The three levers pulling in the same direction are: low TSFC (high bypass ratio turbofan), high L/D (efficient aerodynamics at cruise), and high fuel fraction. Speed is a direct multiplier on range but kills L/D — faster means more wave drag, so the product V×(L/D) tends to peak at subsonic cruise conditions, which is why transports and long-range UAVs cruise in the M0.80–0.85 window rather than M1.5+. Unless there has been some advancement in transonic and supersonic drag reduction, or the aircraft is tailless.
Both bypass ratio and fuel fraction matter enormously but through different mechanisms. Bypass ratio reduces TSFC — a high-bypass turbofan (BPR ~10–12, e.g. CFM LEAP) has TSFC around 0.50–0.55 lb/lbf·hr versus a low-bypass afterburning fighter engine (BPR ~0.3, TSFC ~2.0+ in reheat).
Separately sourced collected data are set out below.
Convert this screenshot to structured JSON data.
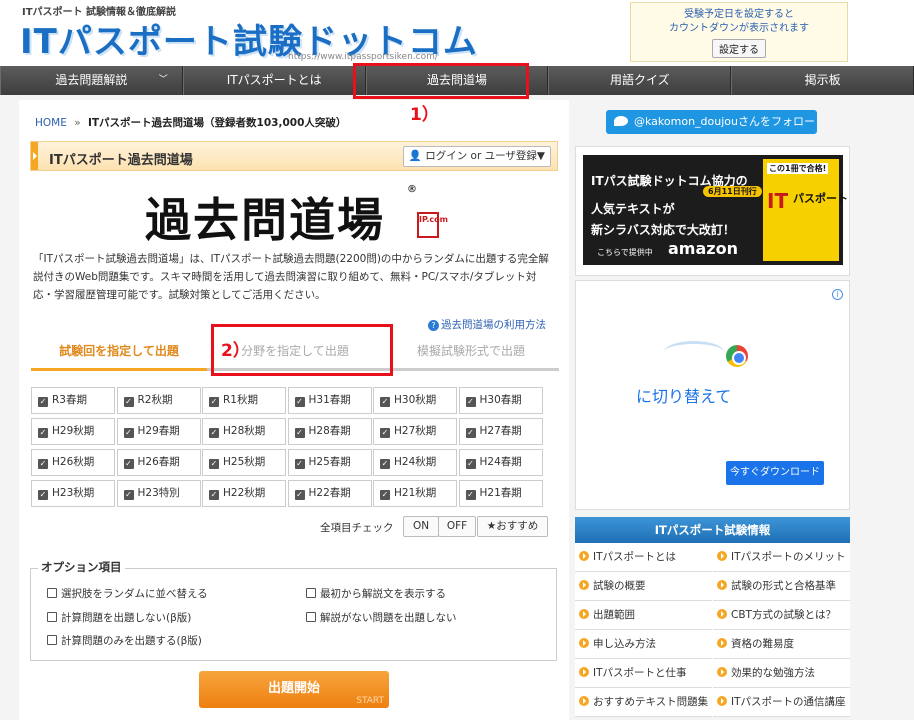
{
  "header": {
    "tagline": "ITパスポート 試験情報＆徹底解説",
    "logo_text": "ITパスポート試験ドットコム",
    "logo_url": "https://www.itpassportsiken.com/",
    "countdown_line1": "受験予定日を設定すると",
    "countdown_line2": "カウントダウンが表示されます",
    "countdown_button": "設定する"
  },
  "nav": [
    {
      "label": "過去問題解説"
    },
    {
      "label": "ITパスポートとは"
    },
    {
      "label": "過去問道場"
    },
    {
      "label": "用語クイズ"
    },
    {
      "label": "掲示板"
    }
  ],
  "annotations": {
    "label1": "1）",
    "label2": "2）"
  },
  "breadcrumb": {
    "home": "HOME",
    "sep": "»",
    "current": "ITパスポート過去問道場（登録者数103,000人突破）"
  },
  "page": {
    "title": "ITパスポート過去問道場",
    "login_button": "ログイン or ユーザ登録▼",
    "dojo_logo": "過去問道場",
    "dojo_badge": "IP.com",
    "intro": "「ITパスポート試験過去問道場」は、ITパスポート試験過去問題(2200問)の中からランダムに出題する完全解説付きのWeb問題集です。スキマ時間を活用して過去問演習に取り組めて、無料・PC/スマホ/タブレット対応・学習履歴管理可能です。試験対策としてご活用ください。",
    "usage_link": "過去問道場の利用方法"
  },
  "tabs": [
    {
      "label": "試験回を指定して出題",
      "active": true
    },
    {
      "label": "分野を指定して出題",
      "active": false
    },
    {
      "label": "模擬試験形式で出題",
      "active": false
    }
  ],
  "exams": [
    "R3春期",
    "R2秋期",
    "R1秋期",
    "H31春期",
    "H30秋期",
    "H30春期",
    "H29秋期",
    "H29春期",
    "H28秋期",
    "H28春期",
    "H27秋期",
    "H27春期",
    "H26秋期",
    "H26春期",
    "H25秋期",
    "H25春期",
    "H24秋期",
    "H24春期",
    "H23秋期",
    "H23特別",
    "H22秋期",
    "H22春期",
    "H21秋期",
    "H21春期"
  ],
  "controls": {
    "allcheck_label": "全項目チェック",
    "on": "ON",
    "off": "OFF",
    "recommended": "★おすすめ"
  },
  "options": {
    "title": "オプション項目",
    "items": [
      "選択肢をランダムに並べ替える",
      "最初から解説文を表示する",
      "計算問題を出題しない(β版)",
      "解説がない問題を出題しない",
      "計算問題のみを出題する(β版)"
    ]
  },
  "start": {
    "label": "出題開始",
    "sub": "START"
  },
  "sidebar": {
    "twitter": "@kakomon_doujouさんをフォロー",
    "banner": {
      "line1": "ITパス試験ドットコム協力の",
      "line2": "人気テキストが",
      "line3": "新シラバス対応で大改訂！",
      "date": "6月11日刊行",
      "small": "こちらで提供中",
      "amazon": "amazon",
      "book_top": "この1冊で合格!",
      "book_it": "IT",
      "book_title": "パスポート"
    },
    "ad": {
      "text": "に切り替えて",
      "button": "今すぐダウンロード"
    },
    "info_head": "ITパスポート試験情報",
    "info_items": [
      "ITパスポートとは",
      "ITパスポートのメリット",
      "試験の概要",
      "試験の形式と合格基準",
      "出題範囲",
      "CBT方式の試験とは？",
      "申し込み方法",
      "資格の難易度",
      "ITパスポートと仕事",
      "効果的な勉強方法",
      "おすすめテキスト問題集",
      "ITパスポートの通信講座"
    ]
  },
  "colors": {
    "accent": "#f5a623",
    "link": "#2a5fb0",
    "annotation": "#e8101a",
    "nav": "#4a4a4a"
  }
}
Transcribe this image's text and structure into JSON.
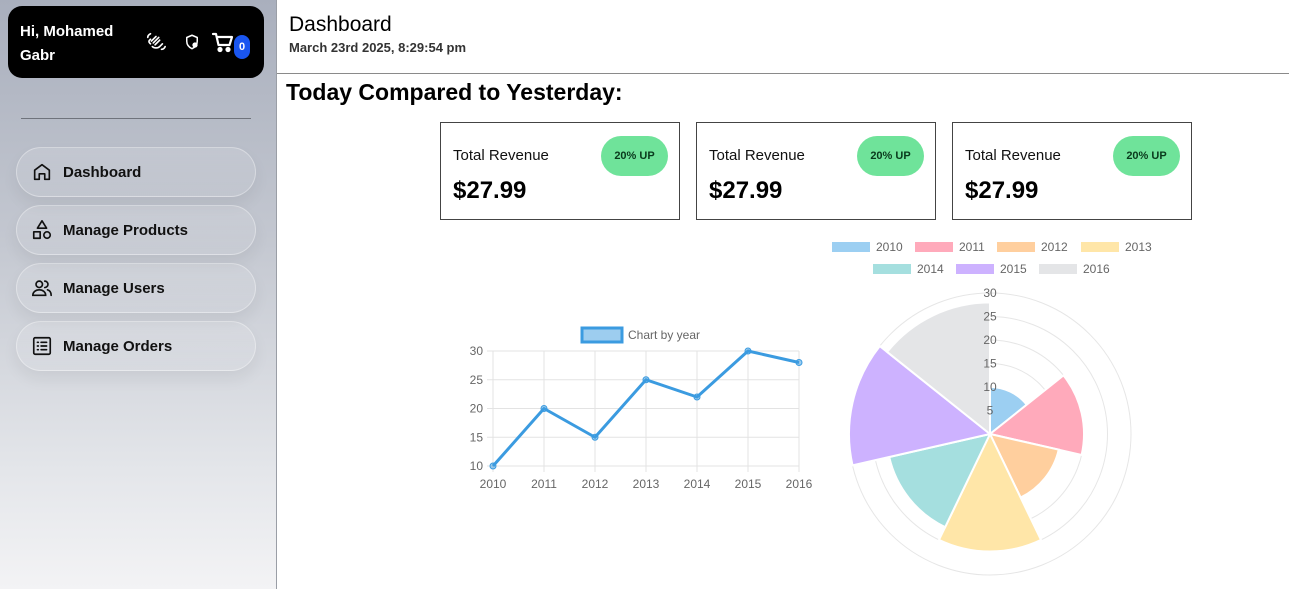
{
  "sidebar": {
    "greeting": "Hi, Mohamed Gabr",
    "cart_count": "0",
    "items": [
      {
        "label": "Dashboard",
        "icon": "home-icon"
      },
      {
        "label": "Manage Products",
        "icon": "shapes-icon"
      },
      {
        "label": "Manage Users",
        "icon": "users-icon"
      },
      {
        "label": "Manage Orders",
        "icon": "list-icon"
      }
    ]
  },
  "header": {
    "title": "Dashboard",
    "datetime": "March 23rd 2025, 8:29:54 pm"
  },
  "main": {
    "section_title": "Today Compared to Yesterday:",
    "cards": [
      {
        "label": "Total Revenue",
        "value": "$27.99",
        "badge": "20% UP"
      },
      {
        "label": "Total Revenue",
        "value": "$27.99",
        "badge": "20% UP"
      },
      {
        "label": "Total Revenue",
        "value": "$27.99",
        "badge": "20% UP"
      }
    ]
  },
  "chart_data": [
    {
      "type": "line",
      "x": [
        "2010",
        "2011",
        "2012",
        "2013",
        "2014",
        "2015",
        "2016"
      ],
      "series": [
        {
          "name": "Chart by year",
          "values": [
            10,
            20,
            15,
            25,
            22,
            30,
            28
          ]
        }
      ],
      "ylim": [
        10,
        30
      ],
      "yticks": [
        10,
        15,
        20,
        25,
        30
      ],
      "color": "#3b9be0",
      "grid": true,
      "legend": "top"
    },
    {
      "type": "polarArea",
      "categories": [
        "2010",
        "2011",
        "2012",
        "2013",
        "2014",
        "2015",
        "2016"
      ],
      "values": [
        10,
        20,
        15,
        25,
        22,
        30,
        28
      ],
      "colors": [
        "#9ccff2",
        "#ffaabb",
        "#ffcf9e",
        "#ffe6a8",
        "#a5dfdf",
        "#cdb2ff",
        "#e4e5e7"
      ],
      "rlim": [
        0,
        30
      ],
      "rticks": [
        5,
        10,
        15,
        20,
        25,
        30
      ],
      "legend": "top"
    }
  ]
}
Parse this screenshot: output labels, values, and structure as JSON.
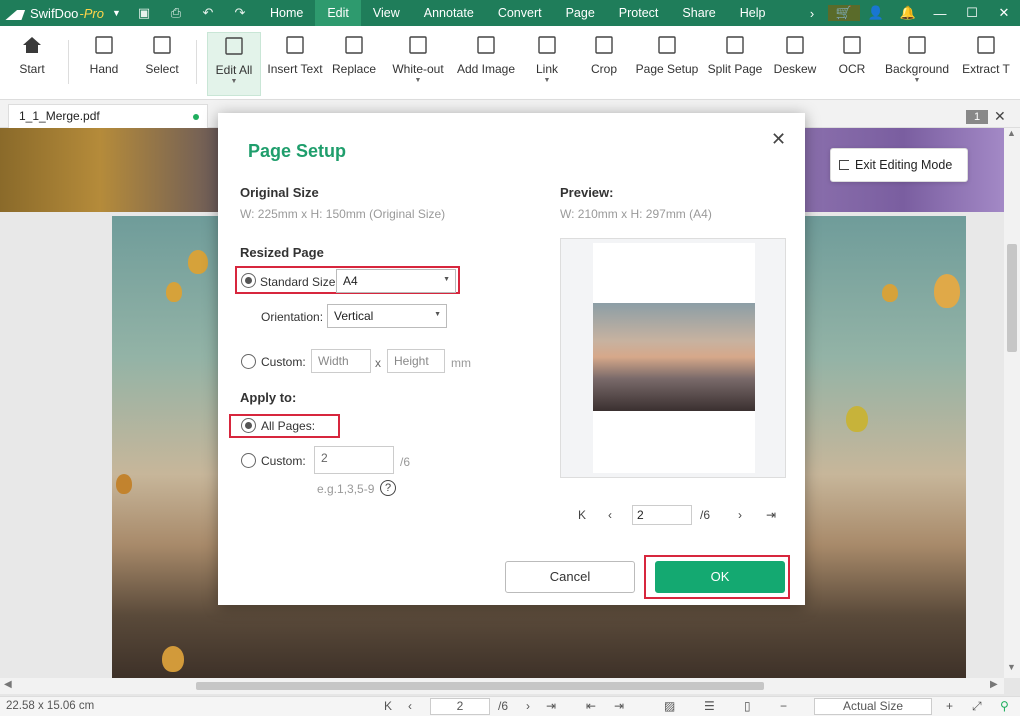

But TSFC sits outside the log term, so it scales range linearly. Fuel fraction sits inside the log, so its effect is also roughly linear for small fractions but amplifies as the fraction climbs. For a high-bypass transport with low TSFC, fuel fraction is the dominant variable at cruise. For a fighter using reheat, TSFC is so punishing that fuel fraction has to be heroic just to achieve modest range — which is why fighters have been typically range-limited.
Typical fighter fuel fractions run 0.25–0.35 on internal fuel. The F-16 is roughly 0.26, the F-15C around 0.27, the F/A-18C about 0.25. Clean internal fractions are constrained by the structural weight of a maneuvering airframe, large engines, and radar/avionics mass. Conformal tanks push these up modestly; the F-15E with CFTs reaches ~0.35. The F-22 is closer to 0.29 internally.
High-fraction UAVs achieve their numbers by doing the opposite: no pilot life support, no ejection seat, minimal avionics mass, no sustained g-load structure, and mission profiles that are pure loiter. The RQ-4 Global Hawk is ~0.55 internal, and some purpose-built HALE designs reach 0.70+. At 0.70 the log term becomes ln(1/0.30) = 1.204 — nearly 2.4× the contribution of a 0.27 fighter fraction (ln(1/0.73) = 0.315). That gap explains why a Global Hawk achieves 34+ hour endurance while an F-16 is calling the tanker in 90 minutes.
TL;DR; Range scales linearly with bypass ratio or fuel consumption, but scales LOGARITHMICALLY with fuel fraction. Aircraft with very high fuel fractions have been produced for many years now. It's a well understood, well solved set of problems.
Also, F/A-XX is still a strike fighter.